Google’s 3D on the web vs. Mozilla’s
Mozilla and Google have recently put out proposals for 3D graphics standards for the web. Chris Blizzard of Mozilla has a good summary on the differences between Google’s O3D and Mozilla’s Canvas 3D:
So these two 3D things from Mozilla and Google are pretty different. Not really competitive, either, because they have such different goals. The Google software is a very high level API 3D graphics API and what we’re proposing is more akin to the low level graphics API that those high-level systems are built on.
He makes a great argument for why concise, low-level standards are better than monolithic yet impressive ones.
April 23, 2009
1:54 pm
I didn’t much care for this movie any of the previous times I saw it. I’d prefer not to have to sit through it again.

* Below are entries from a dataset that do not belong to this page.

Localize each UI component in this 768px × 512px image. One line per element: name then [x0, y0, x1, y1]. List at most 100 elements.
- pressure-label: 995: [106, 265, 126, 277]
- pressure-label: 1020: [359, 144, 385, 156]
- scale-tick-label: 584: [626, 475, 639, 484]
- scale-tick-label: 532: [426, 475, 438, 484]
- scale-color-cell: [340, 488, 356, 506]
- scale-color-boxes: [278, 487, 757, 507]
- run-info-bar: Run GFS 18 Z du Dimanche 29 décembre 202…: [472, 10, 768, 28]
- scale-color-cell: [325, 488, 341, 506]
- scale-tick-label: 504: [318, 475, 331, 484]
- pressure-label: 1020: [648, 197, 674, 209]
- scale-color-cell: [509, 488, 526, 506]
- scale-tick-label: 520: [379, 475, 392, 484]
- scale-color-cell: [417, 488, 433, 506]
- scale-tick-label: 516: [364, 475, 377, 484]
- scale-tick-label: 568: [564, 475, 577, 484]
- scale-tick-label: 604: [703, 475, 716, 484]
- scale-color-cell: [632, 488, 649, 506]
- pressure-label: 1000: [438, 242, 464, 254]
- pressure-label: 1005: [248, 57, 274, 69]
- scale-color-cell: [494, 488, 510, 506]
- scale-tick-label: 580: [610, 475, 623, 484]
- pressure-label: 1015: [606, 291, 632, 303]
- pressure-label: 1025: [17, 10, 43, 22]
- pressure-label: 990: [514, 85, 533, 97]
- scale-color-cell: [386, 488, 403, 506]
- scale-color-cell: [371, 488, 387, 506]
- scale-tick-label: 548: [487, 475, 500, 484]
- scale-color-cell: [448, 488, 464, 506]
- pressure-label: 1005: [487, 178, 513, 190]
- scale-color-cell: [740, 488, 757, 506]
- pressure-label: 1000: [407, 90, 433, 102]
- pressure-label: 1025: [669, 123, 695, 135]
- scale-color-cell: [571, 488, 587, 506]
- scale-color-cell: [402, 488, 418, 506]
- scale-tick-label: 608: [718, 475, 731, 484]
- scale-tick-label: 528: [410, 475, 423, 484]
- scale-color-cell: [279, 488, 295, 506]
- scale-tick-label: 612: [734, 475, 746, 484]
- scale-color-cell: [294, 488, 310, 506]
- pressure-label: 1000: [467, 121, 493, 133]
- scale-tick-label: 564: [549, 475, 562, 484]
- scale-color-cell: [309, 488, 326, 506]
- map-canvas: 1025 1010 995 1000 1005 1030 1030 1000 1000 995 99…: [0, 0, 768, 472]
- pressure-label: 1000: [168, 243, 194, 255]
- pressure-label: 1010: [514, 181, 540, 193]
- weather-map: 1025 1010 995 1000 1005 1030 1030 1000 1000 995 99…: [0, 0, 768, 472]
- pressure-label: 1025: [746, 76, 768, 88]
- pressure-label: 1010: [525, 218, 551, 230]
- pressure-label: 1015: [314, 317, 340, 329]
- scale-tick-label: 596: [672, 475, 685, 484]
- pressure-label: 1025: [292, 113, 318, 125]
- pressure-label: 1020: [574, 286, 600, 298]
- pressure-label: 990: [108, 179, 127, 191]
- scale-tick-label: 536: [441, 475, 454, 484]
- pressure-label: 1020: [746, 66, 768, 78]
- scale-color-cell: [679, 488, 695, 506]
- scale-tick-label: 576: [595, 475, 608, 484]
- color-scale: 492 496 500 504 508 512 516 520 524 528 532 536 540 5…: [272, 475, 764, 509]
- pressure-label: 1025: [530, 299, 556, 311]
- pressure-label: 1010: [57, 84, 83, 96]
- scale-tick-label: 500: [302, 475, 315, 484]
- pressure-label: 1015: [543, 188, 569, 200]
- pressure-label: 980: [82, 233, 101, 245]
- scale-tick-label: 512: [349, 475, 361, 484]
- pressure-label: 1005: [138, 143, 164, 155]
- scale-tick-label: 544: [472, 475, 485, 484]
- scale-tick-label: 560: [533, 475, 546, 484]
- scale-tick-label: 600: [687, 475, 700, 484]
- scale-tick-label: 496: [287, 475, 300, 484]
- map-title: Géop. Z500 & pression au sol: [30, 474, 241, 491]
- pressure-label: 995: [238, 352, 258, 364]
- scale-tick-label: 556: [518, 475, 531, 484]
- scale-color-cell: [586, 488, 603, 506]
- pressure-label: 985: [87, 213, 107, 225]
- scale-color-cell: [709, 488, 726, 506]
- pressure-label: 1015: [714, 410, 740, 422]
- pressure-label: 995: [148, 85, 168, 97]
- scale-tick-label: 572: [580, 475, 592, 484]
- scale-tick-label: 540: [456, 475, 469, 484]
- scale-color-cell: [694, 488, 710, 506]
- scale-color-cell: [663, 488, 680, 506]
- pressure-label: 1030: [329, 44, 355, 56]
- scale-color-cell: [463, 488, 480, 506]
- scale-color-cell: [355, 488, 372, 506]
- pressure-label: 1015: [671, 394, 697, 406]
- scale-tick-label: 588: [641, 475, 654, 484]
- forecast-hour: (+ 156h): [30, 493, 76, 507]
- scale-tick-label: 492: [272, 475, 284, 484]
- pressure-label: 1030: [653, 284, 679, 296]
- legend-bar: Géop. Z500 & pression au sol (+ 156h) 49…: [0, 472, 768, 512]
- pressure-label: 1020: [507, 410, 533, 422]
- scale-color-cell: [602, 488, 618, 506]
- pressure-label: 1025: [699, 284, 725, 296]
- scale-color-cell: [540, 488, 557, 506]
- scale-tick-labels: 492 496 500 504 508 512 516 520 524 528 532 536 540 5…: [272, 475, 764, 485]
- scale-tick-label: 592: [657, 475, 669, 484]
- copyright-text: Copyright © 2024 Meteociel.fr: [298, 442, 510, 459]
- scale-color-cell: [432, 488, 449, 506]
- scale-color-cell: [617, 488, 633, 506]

OpenGL always wins in the end. Even when it lost (to Direct3D), it only lost after the portions of Direct3D that looked exactly like OpenGL had killed and eaten the portions that looked like a scenegraph API (“retained mode”). You’d think people would have worked this out by now and stop trying to come up with standardized scenegraph APIs, it’s not like there aren’t plenty of data points, but apparently not.
April 24, 2009
12:15 am
Thanks for those links Nigel, I didn’t realize the depth of the tale to this point. Mozilla is taking the path well traveled by basically providing an API to OpenGL ES. If SGI and Microsoft couldn’t make high-level 3D graphics APIs successful, apart or together, I’m not sure why Google thinks it can.